This is really unexpected and also unusual. It is is a huge
difference and it clearly allows the brain to develop exceptional
complexity in its youth and adolescence. That this would be markedly
different tells us that it is very important.
Thus we receive guidance that human development needs to be properly
exploited as part of general education. A wide range of mental
exercises need to be taught and practiced under supervision by the
educational establishment. Until now, all this has been haphazard.
We need to do much better than that. At present, the best and
brightest devise work arounds that help them only.
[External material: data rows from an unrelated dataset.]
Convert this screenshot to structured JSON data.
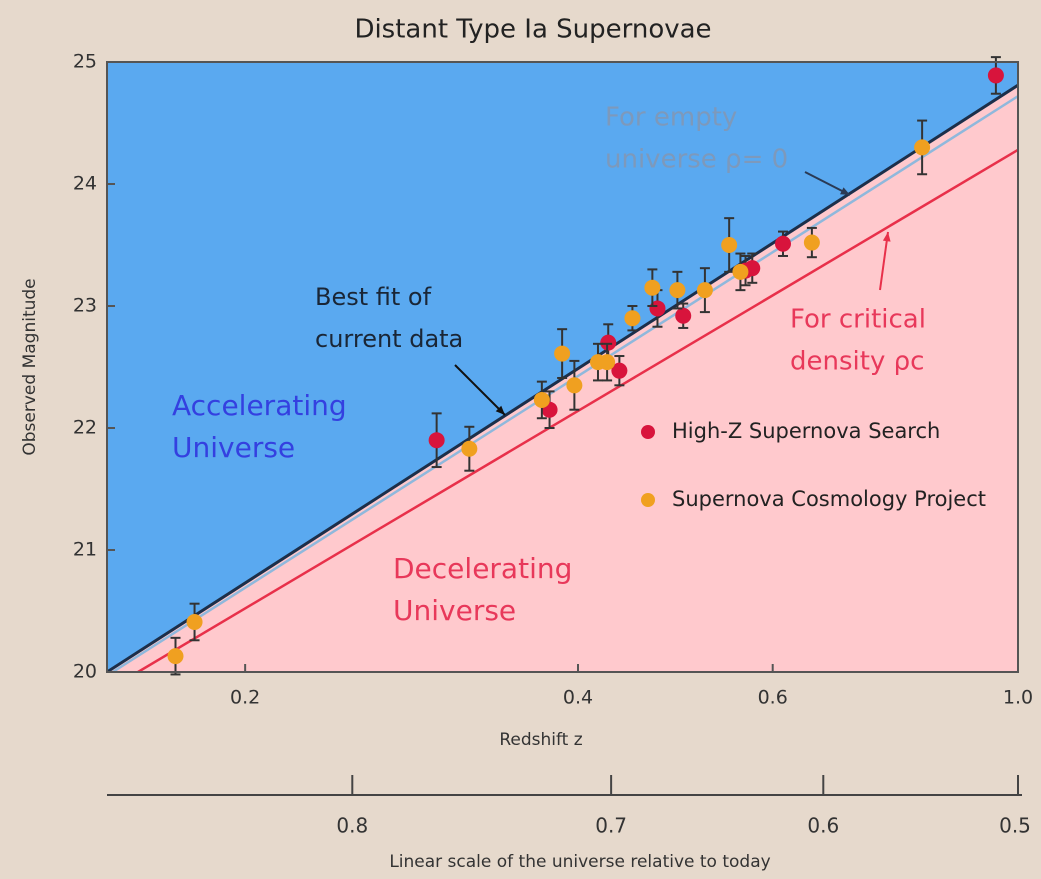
{
  "chart_data": {
    "type": "scatter",
    "title": "Distant Type Ia Supernovae",
    "xlabel": "Redshift z",
    "ylabel": "Observed Magnitude",
    "xscale": "log",
    "xlim": [
      0.15,
      1
    ],
    "xticks": [
      0.2,
      0.4,
      0.6,
      {
        "value": 1,
        "label": "1.0"
      }
    ],
    "ylim": [
      20,
      25
    ],
    "yticks": [
      20,
      21,
      22,
      23,
      24,
      25
    ],
    "x2label": "Linear scale of the universe relative to today",
    "x2ticks": [
      0.8,
      0.7,
      0.6,
      0.5
    ],
    "legend": "center right",
    "fills": {
      "above": "#5aa9f0",
      "below": "#ffc9cd"
    },
    "series": [
      {
        "name": "High-Z Supernova Search",
        "color": "#d8143c",
        "x": [
          0.298,
          0.377,
          0.426,
          0.436,
          0.472,
          0.498,
          0.567,
          0.575,
          0.613,
          0.955
        ],
        "values": [
          21.9,
          22.15,
          22.7,
          22.47,
          22.98,
          22.92,
          23.29,
          23.31,
          23.51,
          24.89
        ],
        "errors": [
          0.22,
          0.15,
          0.15,
          0.12,
          0.15,
          0.1,
          0.12,
          0.12,
          0.1,
          0.15
        ]
      },
      {
        "name": "Supernova Cosmology Project",
        "color": "#f0a020",
        "x": [
          0.173,
          0.18,
          0.319,
          0.371,
          0.387,
          0.397,
          0.417,
          0.425,
          0.448,
          0.467,
          0.492,
          0.521,
          0.548,
          0.561,
          0.651,
          0.819
        ],
        "values": [
          20.13,
          20.41,
          21.83,
          22.23,
          22.61,
          22.35,
          22.54,
          22.54,
          22.9,
          23.15,
          23.13,
          23.13,
          23.5,
          23.28,
          23.52,
          24.3
        ],
        "errors": [
          0.15,
          0.15,
          0.18,
          0.15,
          0.2,
          0.2,
          0.15,
          0.15,
          0.1,
          0.15,
          0.15,
          0.18,
          0.22,
          0.15,
          0.12,
          0.22
        ]
      }
    ],
    "lines": [
      {
        "color": "#8fb8dc",
        "x": [
          0.15,
          1
        ],
        "values": [
          19.97,
          24.72
        ]
      },
      {
        "color": "#1c2f4a",
        "x": [
          0.15,
          1
        ],
        "values": [
          20,
          24.81
        ]
      },
      {
        "color": "#e8304a",
        "x": [
          0.16,
          1
        ],
        "values": [
          20,
          24.28
        ]
      }
    ],
    "annotations": [
      {
        "lines": [
          "For empty",
          "universe ρ= 0"
        ],
        "color": "#7d99bb"
      },
      {
        "lines": [
          "Best fit of",
          "current data"
        ],
        "color": "#1a2636"
      },
      {
        "lines": [
          "For critical",
          "density ρc"
        ],
        "color": "#e8385a"
      },
      {
        "lines": [
          "Accelerating",
          "Universe"
        ],
        "color": "#3440e0"
      },
      {
        "lines": [
          "Decelerating",
          "Universe"
        ],
        "color": "#e8385a"
      }
    ]
  }
}
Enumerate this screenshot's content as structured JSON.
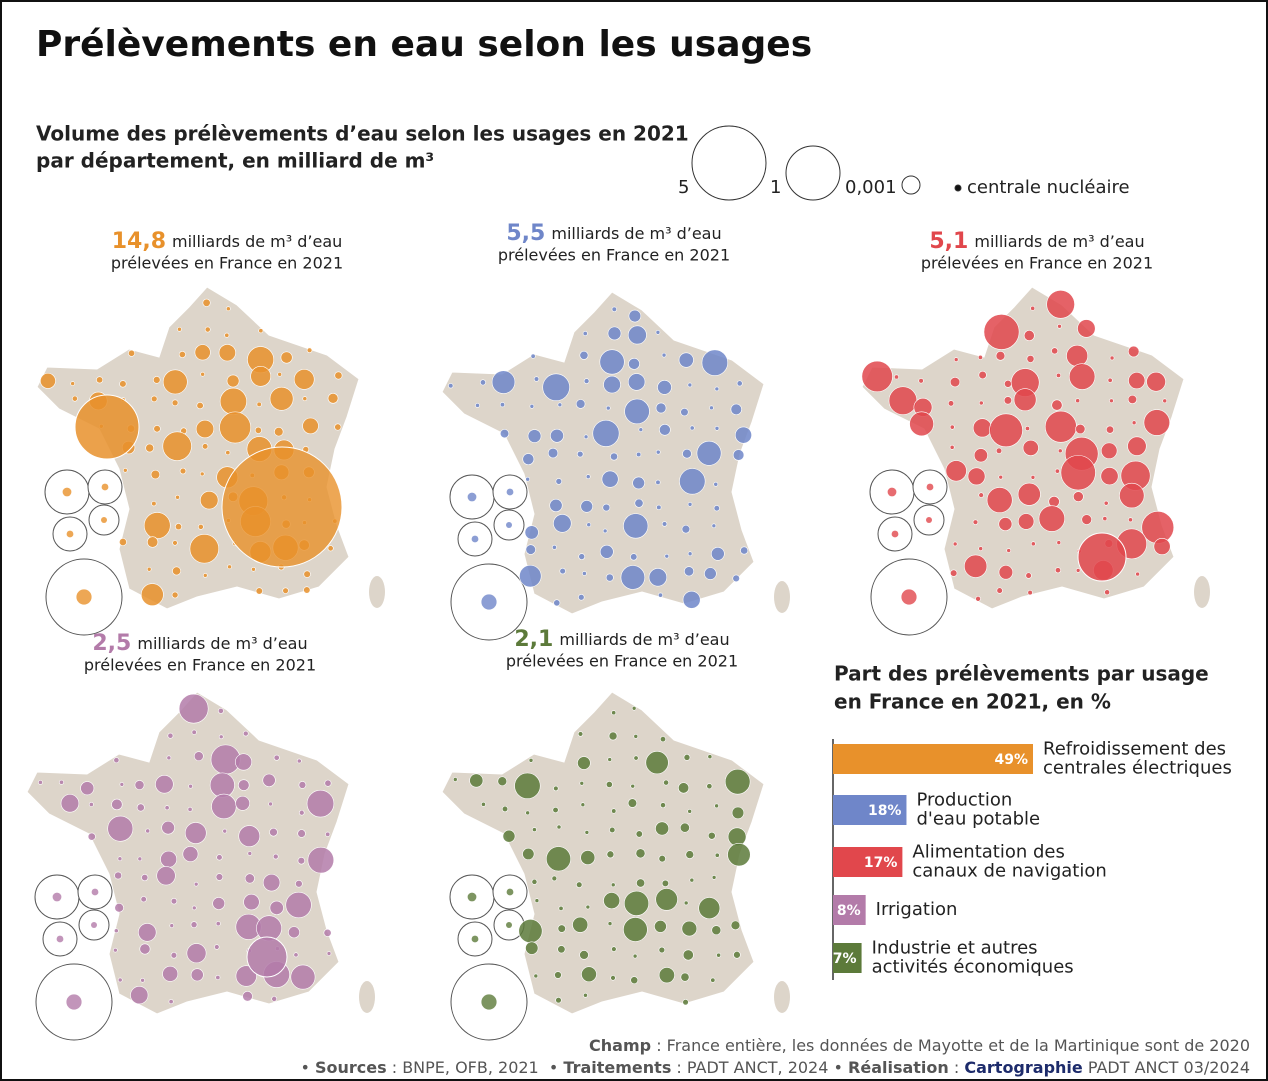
{
  "title": "Prélèvements en eau selon les usages",
  "subtitle": [
    "Volume des prélèvements d’eau selon les usages en 2021",
    "par département, en milliard de m³"
  ],
  "size_legend": {
    "labels": [
      "5",
      "1",
      "0,001"
    ],
    "nuclear": "centrale nucléaire"
  },
  "maps": [
    {
      "amount": "14,8",
      "unit": "milliards de m³ d’eau",
      "line2": "prélevées en France en 2021",
      "color": "#e8912b"
    },
    {
      "amount": "5,5",
      "unit": "milliards de m³ d’eau",
      "line2": "prélevées en France en 2021",
      "color": "#6f86c9"
    },
    {
      "amount": "5,1",
      "unit": "milliards de m³ d’eau",
      "line2": "prélevées en France en 2021",
      "color": "#e1474c"
    },
    {
      "amount": "2,5",
      "unit": "milliards de m³ d’eau",
      "line2": "prélevées en France en 2021",
      "color": "#b37ba9"
    },
    {
      "amount": "2,1",
      "unit": "milliards de m³ d’eau",
      "line2": "prélevées en France en 2021",
      "color": "#5c7a3a"
    }
  ],
  "chart_data": {
    "type": "bar",
    "title": [
      "Part des prélèvements par usage",
      "en France en 2021, en %"
    ],
    "categories": [
      [
        "Refroidissement des",
        "centrales électriques"
      ],
      [
        "Production",
        "d'eau potable"
      ],
      [
        "Alimentation des",
        "canaux de navigation"
      ],
      [
        "Irrigation"
      ],
      [
        "Industrie et autres",
        "activités économiques"
      ]
    ],
    "values": [
      49,
      18,
      17,
      8,
      7
    ],
    "value_labels": [
      "49%",
      "18%",
      "17%",
      "8%",
      "7%"
    ],
    "colors": [
      "#e8912b",
      "#6f86c9",
      "#e1474c",
      "#b37ba9",
      "#5c7a3a"
    ],
    "xlim": [
      0,
      49
    ]
  },
  "footer": [
    [
      {
        "b": "Champ"
      },
      {
        "t": " : France entière, les données de Mayotte et de la Martinique sont de 2020"
      }
    ],
    [
      {
        "t": "• "
      },
      {
        "b": "Sources"
      },
      {
        "t": " : BNPE, OFB, 2021  • "
      },
      {
        "b": "Traitements"
      },
      {
        "t": " : PADT ANCT, 2024 • "
      },
      {
        "b": "Réalisation"
      },
      {
        "t": " : "
      },
      {
        "n": "Cartographie"
      },
      {
        "t": " PADT ANCT 03/2024"
      }
    ]
  ]
}
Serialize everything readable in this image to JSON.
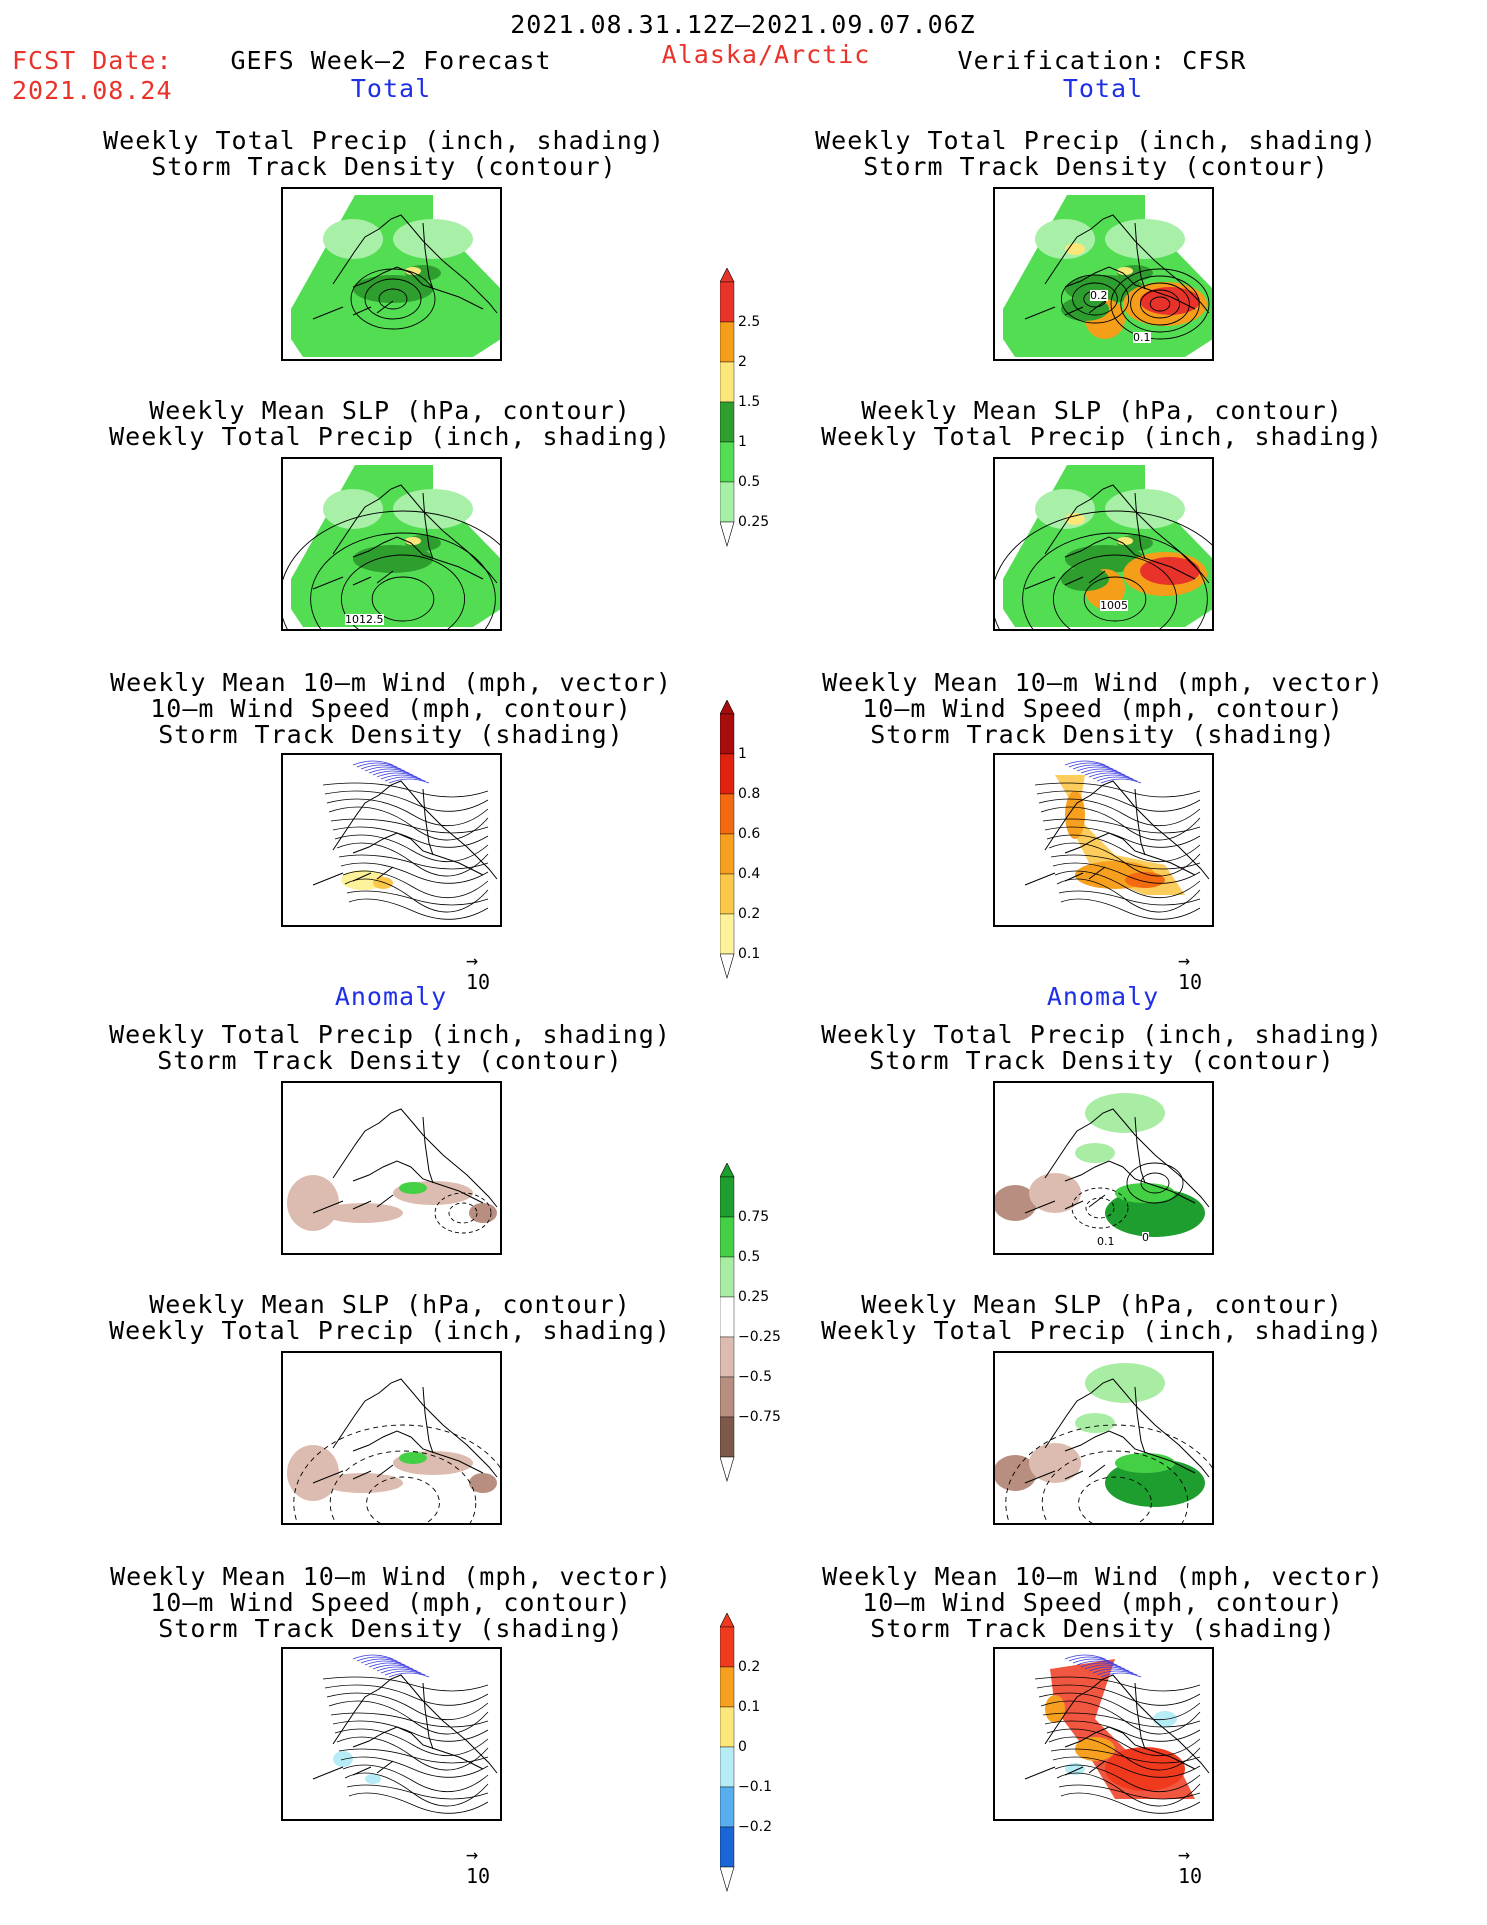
{
  "header": {
    "period": "2021.08.31.12Z–2021.09.07.06Z",
    "fcst_date_label": "FCST Date:",
    "fcst_date": "2021.08.24",
    "forecast": "GEFS Week–2 Forecast",
    "region": "Alaska/Arctic",
    "verification": "Verification: CFSR"
  },
  "sections": {
    "total": "Total",
    "anomaly": "Anomaly"
  },
  "panels": {
    "precip_track": [
      "Weekly Total Precip (inch, shading)",
      "Storm Track Density (contour)"
    ],
    "slp_precip": [
      "Weekly Mean SLP (hPa, contour)",
      "Weekly Total Precip (inch, shading)"
    ],
    "wind_track": [
      "Weekly Mean 10–m Wind (mph, vector)",
      "10–m Wind Speed (mph, contour)",
      "Storm Track Density (shading)"
    ]
  },
  "map_labels": {
    "slp_fcst": "1012.5",
    "slp_verif": "1005",
    "track_verif_a": "0.2",
    "track_verif_b": "0.1",
    "anom_track_a": "0.1",
    "anom_track_b": "0"
  },
  "vector_ref": "10",
  "colorbars": {
    "precip_total": {
      "labels": [
        "2.5",
        "2",
        "1.5",
        "1",
        "0.5",
        "0.25"
      ],
      "colors": [
        "#e8332b",
        "#f59e1a",
        "#fde67a",
        "#2e9e2e",
        "#53dd53",
        "#a8f0a8"
      ]
    },
    "track_total": {
      "labels": [
        "1",
        "0.8",
        "0.6",
        "0.4",
        "0.2",
        "0.1"
      ],
      "colors": [
        "#a80d0d",
        "#e0220f",
        "#f46a10",
        "#f7a020",
        "#fcc84a",
        "#fdf29a"
      ]
    },
    "precip_anom": {
      "labels": [
        "0.75",
        "0.5",
        "0.25",
        "−0.25",
        "−0.5",
        "−0.75"
      ],
      "colors": [
        "#1e9e2e",
        "#44d044",
        "#a9eca4",
        "#ffffff",
        "#dcbcb0",
        "#b88e80",
        "#7e5848"
      ]
    },
    "track_anom": {
      "labels": [
        "0.2",
        "0.1",
        "0",
        "−0.1",
        "−0.2"
      ],
      "colors": [
        "#ef3a1e",
        "#f7a020",
        "#fde67a",
        "#b6ecf6",
        "#58aeee",
        "#1a66d6"
      ]
    }
  }
}
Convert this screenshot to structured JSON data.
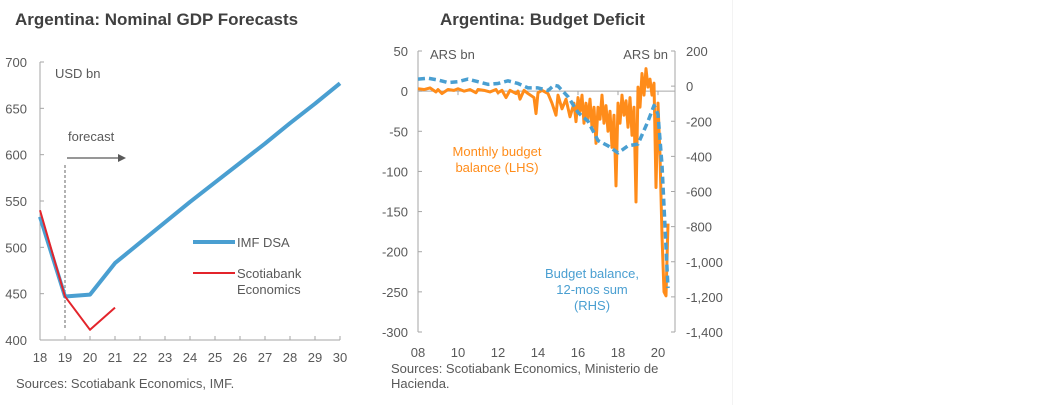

Since it is a slow grow out one wants to maintain learning pressure
as we do for the fortunate few.
Human
Brains Develop Wiring Slowly, Differing from Chimpanzees
by Staff Writers
Washington DC (SPX) Sep 27, 2012
Research
comparing brain development in humans and our closest nonhuman
primate relatives, chimpanzees, reveals how quickly myelin in the
cerebral cortex grows, shedding light on the evolution of
human cognitive development and the vulnerability of humans
to psychiatric disorders, a GW professor finds.
Myelin is the fatty
insulation surrounding axon connections of the brain.
Recent research by
Chet Sherwood, associate professor of anthropology in Columbian
College of Arts and Sciences, along with Daniel Miller, a former GW
graduate student, and other colleagues, reveals this key difference
in brain development between human and chimpanzee.
In
humans, myelin develops slowly during childhood, followed
by a delayed period of maturity beyond adolescence and into early
adulthood. In contrast, in chimpanzees, the development of myelin
already starts at a relatively more mature level at birth and ceases
development long before puberty.
"These
observations indicate that a marked delay in the development schedule
of the human neocortex may play an important role in the growth of
connections that contribute to our species-specific cognitive
abilities," wrote Dr. Sherwood and co-authors.
The developmental
timing of myelination is important because it establishes
connectivity among parts of the growing brain, which is essential to
higher-order cognitive functions, such as decision-making and
emotional regulation.
These cognitive
functions are known to mature relatively late in humans, after the
time of adolescence.
Also,
this period of persistent myelin development
during early adulthood in humans is a time of
particular vulnerability to neuropsychiatric diseases, including
schizophrenia, bipolar disorder, and depression.
The findings were
recently published in the September 24th edition Proceedings of the
National Academy of Sciences (PNAS). In the article, Dr. Sherwood and
co-authors write that the development of myelin from birth to
adulthood in humans is protracted in comparison to chimpanzees.